Partnerships between the private and government sectors is very important and have been instrumental in enhancing Oman’s abilities to cope with the current pandemic. In Oman, we have enough ICU beds but not enough staff. This is where the private sector helped the ministry in receiving patients, and the ministry provided technical support and equipment as needed. The COVID-19 crisis has pushed us into realizing the importance of producing medical equipment locally. In the early stages, there was a desperate need for ventilators and PPE. However, now we are producing most of the equipment in Oman. The public and private sectors have been operating relentlessly to provide services to the community, at times free of cost. As such, one of the ministry’s main objectives is to reconnect with the private sector, increase the shares of the private sector in the Omani market through PPPs, and regroup all public-sector facilities under one umbrella to reduce costs.

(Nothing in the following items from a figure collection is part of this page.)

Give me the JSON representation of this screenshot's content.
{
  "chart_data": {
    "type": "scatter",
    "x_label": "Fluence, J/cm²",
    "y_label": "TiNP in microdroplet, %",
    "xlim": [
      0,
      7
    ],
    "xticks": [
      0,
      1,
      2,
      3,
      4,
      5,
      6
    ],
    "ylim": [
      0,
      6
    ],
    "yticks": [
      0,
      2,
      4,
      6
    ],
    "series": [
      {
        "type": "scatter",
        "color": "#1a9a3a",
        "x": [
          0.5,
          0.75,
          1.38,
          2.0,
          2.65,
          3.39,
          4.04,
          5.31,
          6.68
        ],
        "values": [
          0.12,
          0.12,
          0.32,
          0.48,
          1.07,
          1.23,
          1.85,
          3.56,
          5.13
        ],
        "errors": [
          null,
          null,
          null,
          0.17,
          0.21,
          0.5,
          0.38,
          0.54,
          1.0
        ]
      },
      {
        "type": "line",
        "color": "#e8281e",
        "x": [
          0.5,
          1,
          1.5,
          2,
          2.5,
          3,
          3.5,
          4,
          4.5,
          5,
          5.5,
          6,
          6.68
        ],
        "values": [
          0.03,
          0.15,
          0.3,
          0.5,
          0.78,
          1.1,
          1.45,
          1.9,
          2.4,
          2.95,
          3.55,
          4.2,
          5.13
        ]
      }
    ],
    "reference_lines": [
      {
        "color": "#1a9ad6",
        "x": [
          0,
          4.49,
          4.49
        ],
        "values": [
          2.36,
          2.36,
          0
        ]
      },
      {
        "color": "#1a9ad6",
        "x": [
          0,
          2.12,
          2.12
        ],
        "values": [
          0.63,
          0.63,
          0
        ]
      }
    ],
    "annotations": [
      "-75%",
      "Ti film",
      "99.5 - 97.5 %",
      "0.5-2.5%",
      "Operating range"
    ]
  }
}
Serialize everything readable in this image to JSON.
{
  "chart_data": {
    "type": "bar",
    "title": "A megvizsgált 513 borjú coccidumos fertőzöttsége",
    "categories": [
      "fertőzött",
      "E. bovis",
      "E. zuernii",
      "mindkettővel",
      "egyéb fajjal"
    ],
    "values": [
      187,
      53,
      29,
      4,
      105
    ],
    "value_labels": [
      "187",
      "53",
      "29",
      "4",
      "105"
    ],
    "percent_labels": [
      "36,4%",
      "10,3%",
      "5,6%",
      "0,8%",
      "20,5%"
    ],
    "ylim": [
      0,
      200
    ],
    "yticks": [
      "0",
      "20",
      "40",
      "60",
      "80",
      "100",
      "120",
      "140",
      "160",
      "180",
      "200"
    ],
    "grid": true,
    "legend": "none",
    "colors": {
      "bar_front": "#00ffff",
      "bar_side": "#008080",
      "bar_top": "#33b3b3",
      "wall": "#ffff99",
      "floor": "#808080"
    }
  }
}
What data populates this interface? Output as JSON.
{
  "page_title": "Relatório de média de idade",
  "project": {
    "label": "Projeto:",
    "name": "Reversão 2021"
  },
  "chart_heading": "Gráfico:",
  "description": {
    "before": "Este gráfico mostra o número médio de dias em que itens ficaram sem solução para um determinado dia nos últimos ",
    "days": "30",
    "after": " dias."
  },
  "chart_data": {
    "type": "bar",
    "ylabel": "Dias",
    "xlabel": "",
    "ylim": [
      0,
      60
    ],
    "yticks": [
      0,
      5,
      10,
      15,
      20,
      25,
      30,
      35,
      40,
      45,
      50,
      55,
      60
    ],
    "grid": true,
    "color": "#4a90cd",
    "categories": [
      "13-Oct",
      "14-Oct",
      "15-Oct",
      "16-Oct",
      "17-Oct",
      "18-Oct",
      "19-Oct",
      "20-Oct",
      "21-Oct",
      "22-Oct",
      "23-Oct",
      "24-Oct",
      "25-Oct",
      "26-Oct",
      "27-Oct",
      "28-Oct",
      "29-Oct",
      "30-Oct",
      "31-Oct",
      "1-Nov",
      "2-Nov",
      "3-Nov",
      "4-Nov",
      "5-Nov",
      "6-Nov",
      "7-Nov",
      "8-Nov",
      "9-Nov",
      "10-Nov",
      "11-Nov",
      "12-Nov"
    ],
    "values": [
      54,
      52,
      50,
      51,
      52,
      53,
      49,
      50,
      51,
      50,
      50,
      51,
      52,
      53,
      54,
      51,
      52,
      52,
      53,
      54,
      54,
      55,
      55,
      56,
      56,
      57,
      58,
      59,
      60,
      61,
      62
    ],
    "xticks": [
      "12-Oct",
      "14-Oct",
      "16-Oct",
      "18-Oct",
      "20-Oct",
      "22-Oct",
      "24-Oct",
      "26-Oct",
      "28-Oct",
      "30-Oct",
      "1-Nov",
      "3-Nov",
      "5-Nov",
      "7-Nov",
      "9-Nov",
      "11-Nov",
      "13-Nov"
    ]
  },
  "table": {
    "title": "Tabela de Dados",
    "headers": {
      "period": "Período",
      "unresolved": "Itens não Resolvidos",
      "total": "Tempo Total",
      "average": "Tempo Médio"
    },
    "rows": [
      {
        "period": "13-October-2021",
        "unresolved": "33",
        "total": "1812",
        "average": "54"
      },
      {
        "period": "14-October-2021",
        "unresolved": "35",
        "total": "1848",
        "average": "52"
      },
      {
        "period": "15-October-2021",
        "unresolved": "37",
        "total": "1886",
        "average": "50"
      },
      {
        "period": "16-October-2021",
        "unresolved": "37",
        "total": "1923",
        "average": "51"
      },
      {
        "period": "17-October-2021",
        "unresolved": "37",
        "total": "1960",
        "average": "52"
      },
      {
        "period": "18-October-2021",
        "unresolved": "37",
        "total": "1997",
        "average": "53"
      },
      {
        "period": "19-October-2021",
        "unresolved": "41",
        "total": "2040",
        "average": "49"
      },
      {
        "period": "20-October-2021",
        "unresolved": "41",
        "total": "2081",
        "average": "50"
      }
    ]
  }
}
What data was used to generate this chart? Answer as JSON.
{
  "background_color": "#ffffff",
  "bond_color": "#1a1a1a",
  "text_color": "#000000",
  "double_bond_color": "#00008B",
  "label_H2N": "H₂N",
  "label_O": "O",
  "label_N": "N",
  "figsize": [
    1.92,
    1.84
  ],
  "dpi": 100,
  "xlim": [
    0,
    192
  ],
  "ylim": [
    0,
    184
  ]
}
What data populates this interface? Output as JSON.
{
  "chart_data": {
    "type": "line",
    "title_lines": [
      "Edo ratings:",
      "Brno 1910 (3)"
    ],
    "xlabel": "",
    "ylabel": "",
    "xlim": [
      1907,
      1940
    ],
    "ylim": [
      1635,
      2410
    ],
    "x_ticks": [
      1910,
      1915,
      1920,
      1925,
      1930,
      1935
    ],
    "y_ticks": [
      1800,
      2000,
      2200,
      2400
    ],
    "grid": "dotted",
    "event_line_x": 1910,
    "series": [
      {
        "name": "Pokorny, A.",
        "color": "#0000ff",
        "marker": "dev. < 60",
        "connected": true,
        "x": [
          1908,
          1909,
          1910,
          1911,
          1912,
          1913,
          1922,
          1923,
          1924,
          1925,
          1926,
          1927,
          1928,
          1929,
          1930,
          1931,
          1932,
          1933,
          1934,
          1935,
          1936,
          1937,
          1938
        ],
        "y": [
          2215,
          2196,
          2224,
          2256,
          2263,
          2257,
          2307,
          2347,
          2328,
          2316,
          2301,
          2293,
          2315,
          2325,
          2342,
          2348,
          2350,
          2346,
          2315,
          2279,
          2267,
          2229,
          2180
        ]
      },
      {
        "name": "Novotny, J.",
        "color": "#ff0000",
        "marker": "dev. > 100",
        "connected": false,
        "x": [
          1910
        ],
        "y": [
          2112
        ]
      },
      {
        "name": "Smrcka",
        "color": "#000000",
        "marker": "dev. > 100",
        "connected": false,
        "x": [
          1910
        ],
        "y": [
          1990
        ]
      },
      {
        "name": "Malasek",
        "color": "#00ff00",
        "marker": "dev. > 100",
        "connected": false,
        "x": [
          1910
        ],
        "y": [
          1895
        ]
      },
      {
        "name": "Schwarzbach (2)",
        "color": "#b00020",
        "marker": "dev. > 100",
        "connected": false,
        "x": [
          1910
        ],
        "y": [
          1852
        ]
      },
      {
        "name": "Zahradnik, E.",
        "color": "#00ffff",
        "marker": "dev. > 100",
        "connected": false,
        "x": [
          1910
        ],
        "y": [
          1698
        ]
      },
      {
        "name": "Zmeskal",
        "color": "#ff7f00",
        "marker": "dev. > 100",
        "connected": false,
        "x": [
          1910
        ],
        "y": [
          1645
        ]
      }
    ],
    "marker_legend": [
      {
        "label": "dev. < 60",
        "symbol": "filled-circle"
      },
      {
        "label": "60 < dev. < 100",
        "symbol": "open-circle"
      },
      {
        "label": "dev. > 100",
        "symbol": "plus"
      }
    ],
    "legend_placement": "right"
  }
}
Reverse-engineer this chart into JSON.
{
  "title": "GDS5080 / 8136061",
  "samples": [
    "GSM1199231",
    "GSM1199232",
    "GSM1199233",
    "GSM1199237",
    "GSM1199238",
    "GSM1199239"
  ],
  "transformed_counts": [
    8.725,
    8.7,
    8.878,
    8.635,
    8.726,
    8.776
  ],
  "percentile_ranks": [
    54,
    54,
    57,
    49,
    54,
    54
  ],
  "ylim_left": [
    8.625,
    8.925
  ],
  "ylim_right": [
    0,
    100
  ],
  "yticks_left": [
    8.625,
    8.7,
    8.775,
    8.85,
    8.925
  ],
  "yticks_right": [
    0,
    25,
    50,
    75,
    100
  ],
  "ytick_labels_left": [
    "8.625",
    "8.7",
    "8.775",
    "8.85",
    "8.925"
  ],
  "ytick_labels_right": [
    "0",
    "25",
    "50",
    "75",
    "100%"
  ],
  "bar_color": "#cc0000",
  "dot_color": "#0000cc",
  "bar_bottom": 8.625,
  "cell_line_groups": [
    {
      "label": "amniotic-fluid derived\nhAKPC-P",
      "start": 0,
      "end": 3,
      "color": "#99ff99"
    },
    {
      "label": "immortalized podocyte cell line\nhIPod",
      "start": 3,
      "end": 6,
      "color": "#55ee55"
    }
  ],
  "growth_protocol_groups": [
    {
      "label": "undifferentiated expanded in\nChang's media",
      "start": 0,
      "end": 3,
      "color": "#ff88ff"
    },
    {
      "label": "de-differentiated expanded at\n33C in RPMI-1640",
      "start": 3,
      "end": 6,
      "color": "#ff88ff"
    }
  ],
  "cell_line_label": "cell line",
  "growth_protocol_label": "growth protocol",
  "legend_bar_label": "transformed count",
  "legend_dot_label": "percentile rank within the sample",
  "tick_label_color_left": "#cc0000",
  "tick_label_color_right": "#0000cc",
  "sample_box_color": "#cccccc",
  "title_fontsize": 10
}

How do you expect technological advances to impact the industry?
The pandemic gave us the opportunity to set up virtual clinics together with the Royal Hospital, implement-tracking systems for patients and increase the feasibility of imaging. Robotic surgery is another area where technology can make a real difference in the outcome. The long-term savings brought by AI could be huge, especially in the diagnosis segment. Nonetheless, young doctors should always bear in mind that human touch will always be crucial.